Non credo sia il caso di completare l'elenco (ci vorrebbero molte pagine); ritengo invece che occorrerebbe analizzare i motivi per cui nessun partito e nessun sindacato ha finora inserito la lotta all'emarginazione nei suoi programmi ope­rativi (e quasi mai nemmeno in quelli elettorali, nonostante le pressioni esercitate dalle associa­zioni e, in alcuni casi, dai lavoratori dei servizi).

Credo inoltre che occorrerebbe valutare se si può razionalmente sperare che tutto il gruppo degli operatori (o almeno la maggioranza degli operatori stessi) possa in futuro assumere le difese delle esigenze degli assistiti, anche nei casi in cui questa assunzione sia in contrasto con gli interessi dei lavoratori.
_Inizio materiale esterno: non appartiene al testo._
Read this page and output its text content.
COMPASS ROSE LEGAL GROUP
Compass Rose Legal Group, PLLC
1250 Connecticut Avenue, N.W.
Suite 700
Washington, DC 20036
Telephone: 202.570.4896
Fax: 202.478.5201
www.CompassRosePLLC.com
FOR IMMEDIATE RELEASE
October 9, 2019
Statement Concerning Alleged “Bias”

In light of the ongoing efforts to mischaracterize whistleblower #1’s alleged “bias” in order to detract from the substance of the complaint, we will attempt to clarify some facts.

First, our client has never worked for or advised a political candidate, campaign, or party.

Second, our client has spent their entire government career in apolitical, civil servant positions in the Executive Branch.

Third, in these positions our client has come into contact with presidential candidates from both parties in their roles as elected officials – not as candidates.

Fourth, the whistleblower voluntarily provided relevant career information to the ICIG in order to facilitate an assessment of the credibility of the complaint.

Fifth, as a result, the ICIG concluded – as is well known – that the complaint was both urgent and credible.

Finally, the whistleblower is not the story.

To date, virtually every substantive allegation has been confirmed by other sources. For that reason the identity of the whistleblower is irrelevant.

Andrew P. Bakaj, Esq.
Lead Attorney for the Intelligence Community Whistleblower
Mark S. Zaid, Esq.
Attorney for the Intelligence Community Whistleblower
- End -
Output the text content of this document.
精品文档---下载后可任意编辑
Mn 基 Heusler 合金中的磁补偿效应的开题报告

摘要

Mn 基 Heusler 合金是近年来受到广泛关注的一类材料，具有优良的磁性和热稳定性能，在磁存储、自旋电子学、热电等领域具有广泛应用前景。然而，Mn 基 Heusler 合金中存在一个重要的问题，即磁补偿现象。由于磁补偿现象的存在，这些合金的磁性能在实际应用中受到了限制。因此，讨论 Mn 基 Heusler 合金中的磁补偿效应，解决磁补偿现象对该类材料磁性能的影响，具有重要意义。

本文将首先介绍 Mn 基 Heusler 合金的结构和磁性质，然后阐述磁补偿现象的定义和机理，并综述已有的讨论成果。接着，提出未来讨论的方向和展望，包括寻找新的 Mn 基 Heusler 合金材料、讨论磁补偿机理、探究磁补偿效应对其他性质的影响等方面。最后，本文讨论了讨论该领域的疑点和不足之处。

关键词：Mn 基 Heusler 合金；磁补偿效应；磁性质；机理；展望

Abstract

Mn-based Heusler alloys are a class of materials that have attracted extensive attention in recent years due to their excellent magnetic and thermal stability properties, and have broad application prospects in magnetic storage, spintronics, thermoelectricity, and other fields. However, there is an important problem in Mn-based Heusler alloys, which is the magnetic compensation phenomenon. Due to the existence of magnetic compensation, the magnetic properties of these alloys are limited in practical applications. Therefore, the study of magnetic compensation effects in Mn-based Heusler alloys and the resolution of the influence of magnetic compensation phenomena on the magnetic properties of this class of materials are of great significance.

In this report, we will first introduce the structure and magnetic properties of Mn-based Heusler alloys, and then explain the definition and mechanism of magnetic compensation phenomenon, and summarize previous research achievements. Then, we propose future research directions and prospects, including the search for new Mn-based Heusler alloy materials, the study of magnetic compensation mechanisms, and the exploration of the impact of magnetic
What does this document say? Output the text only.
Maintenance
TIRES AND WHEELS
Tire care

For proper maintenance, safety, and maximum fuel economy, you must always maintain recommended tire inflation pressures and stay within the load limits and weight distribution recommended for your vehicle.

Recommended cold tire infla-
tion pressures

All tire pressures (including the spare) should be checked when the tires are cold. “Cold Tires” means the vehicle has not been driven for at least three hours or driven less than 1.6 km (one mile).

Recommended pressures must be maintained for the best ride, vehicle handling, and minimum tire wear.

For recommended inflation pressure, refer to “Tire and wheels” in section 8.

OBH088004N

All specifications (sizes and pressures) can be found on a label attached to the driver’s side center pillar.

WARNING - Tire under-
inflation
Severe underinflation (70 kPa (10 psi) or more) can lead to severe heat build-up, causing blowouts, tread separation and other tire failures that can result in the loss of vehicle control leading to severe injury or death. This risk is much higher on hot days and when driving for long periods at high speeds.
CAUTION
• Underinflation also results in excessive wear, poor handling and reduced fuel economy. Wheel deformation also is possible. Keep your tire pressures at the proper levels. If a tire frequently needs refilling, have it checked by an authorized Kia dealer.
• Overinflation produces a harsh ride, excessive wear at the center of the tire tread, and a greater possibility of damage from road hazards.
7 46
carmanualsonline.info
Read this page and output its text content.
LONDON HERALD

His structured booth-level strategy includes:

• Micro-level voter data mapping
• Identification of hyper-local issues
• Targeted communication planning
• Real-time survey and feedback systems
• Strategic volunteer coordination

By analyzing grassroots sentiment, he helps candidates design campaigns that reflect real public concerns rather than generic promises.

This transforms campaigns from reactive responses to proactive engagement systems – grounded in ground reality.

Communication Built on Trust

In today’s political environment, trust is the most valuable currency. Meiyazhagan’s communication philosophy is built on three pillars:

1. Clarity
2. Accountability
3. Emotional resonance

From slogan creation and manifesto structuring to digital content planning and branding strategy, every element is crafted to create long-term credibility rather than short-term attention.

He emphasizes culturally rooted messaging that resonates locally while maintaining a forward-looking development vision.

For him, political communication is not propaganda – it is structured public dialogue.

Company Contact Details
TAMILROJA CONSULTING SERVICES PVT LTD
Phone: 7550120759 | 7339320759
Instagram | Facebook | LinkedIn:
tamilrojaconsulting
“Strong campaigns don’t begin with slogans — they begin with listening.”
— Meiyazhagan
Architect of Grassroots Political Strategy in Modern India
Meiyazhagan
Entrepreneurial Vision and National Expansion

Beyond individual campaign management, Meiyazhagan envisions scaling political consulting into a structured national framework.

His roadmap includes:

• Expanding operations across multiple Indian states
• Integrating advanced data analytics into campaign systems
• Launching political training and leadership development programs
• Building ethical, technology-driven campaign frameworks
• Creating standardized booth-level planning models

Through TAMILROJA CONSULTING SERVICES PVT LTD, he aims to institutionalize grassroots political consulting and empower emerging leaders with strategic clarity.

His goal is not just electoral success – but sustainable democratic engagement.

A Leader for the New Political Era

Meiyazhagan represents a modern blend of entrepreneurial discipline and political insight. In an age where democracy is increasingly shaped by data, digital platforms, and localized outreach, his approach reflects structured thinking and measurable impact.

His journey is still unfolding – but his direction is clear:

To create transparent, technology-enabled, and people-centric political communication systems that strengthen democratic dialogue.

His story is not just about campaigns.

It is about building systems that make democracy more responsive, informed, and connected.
Ad esempio, attualmente negli ospedali e ne­gli istituti si pranza alle 11 e si cena alle 17 perché prevale la volontà dei pochi addetti alle cucine e inservienti di non modificare le proprie abitudini, a scapito degli utenti (che sono tan­tissimi).

Altro esempio. Perché negli ospedali e negli istituti i letti sono alti a tal punto da essere una causa non indifferente di infortunio dei pazienti, specialmente di quelli anziani? Perché i medici, gli infermieri, gli inservienti (anche in questo caso una esigua minoranza rispetto agli utenti) non vogliono piegare la schiena più di tanto. An­che a questo riguardo l'esemplificazione potreb­be essere lunghissima.

Mentre continuo a pensare che, com'è sempre avvenuto in tutti i regimi, il gruppo dei più forti (in questo caso gli operatori) non cederà di sua volontà potere ai più deboli (gli assistiti); riten­go che gli addetti ai servizi che non accettano la logica del gruppo, possono svolgere un ruolo altamente positivo sul piano umano e su quello politico.

Riconfermo quindi la mia piena disponibilità ad incontri diretti a concordare iniziative di lotta contro l'emarginazione.

In questa sede potrà anche essere approfon­dito l'esame dei motivi per cui le linee di inter­vento delle giunte e dei partiti di sinistra siano spesso così deludenti.

Grato della pubblicazione della presente porgo i più cordiali saluti.